Beauty
The animal is at the heart of our contemporary concerns, it invades the human sciences, notably with the media success of ethology; it fascinates philosophers and takes an increasing place in medicine with the development of psychotherapies (accompanied by animals). The man-animal relationship also interest politics, mainly around the notions of ecology and sustainable development. But the animal is also very present in museums as demonstrated by the numerous exhibitions dedicated to them: at the Museum of Decorative Arts (2010-2011), at the Museum of Hunting and Nature (Nov. 2011 - March 2012) , Exhibition on Gaston Fébus and hunting at the Museum of Cluny then the National Museum of the castle of Pau, in collaboration with the Bibliothèque nationale de France.

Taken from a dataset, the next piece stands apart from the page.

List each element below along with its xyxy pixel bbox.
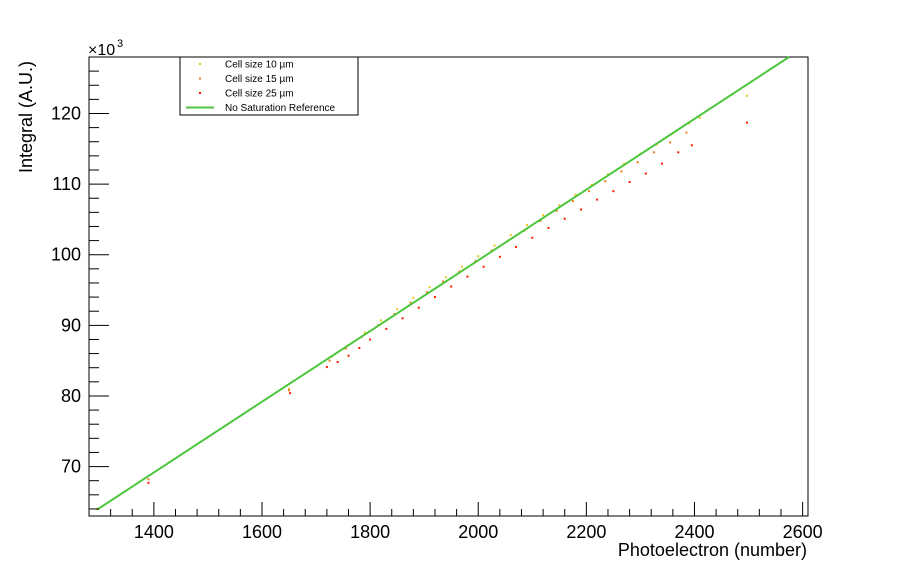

From the Latin anima meaning "wind, breath, breath, being alive, being animated, creature," animal representation is the first theme addressed in art. Still in the study, the animal represented testifies to the long and distant relation that unites it to the man, whatever the artistic form and in all the countries, gathering from the beginning a whole repertoire of the forms: naturalism , Symbolism, stylization, hybridization. Cave paintings of the caves of Nerja in Andalusia, which date from nearly 42,000 years of study, to the "balloon" dog by Jeff Koons, animals are ubiquitous in the plastic and decorative arts.
It is from the seventeenth century that the representation of animals becomes a full-fledged genre of Western painting. For a long time considered a minor, animal sculpture knew its apogee in the nineteenth century. The first exhibition of animal art opens its doors in 1912. This art requires a patient and sensitive observation in order to capture the correctness of the forms and the postures and thus "to detect the animal soul". Far from the fabulous creation derived from the medieval bestiary found in "The Garden of Delights" of Bosch, quasi-scientific study of the animal by the old masters such as Leonardo da Vinci with his "Study of horses" or Dürer and his "The Hare" opens the way for seasoned illustrators to whom Buffon will appeal for the plates of his "Natural History". Revisited by Picasso, then to naturalists of the nineteenth century, notably with the "Birds of America" by the naturalist Jacques-Audubon, thereby tightening the links between art and science.
The use of the iconography of animals is very diverse, varying according to time and place, but it must doubtless be omnipresent with its strong symbolic power, linked to the proximity of man and animal, source Fascination and fright. Companion, symbol or divinity: they form an original bestiary, with a thousand and one facets.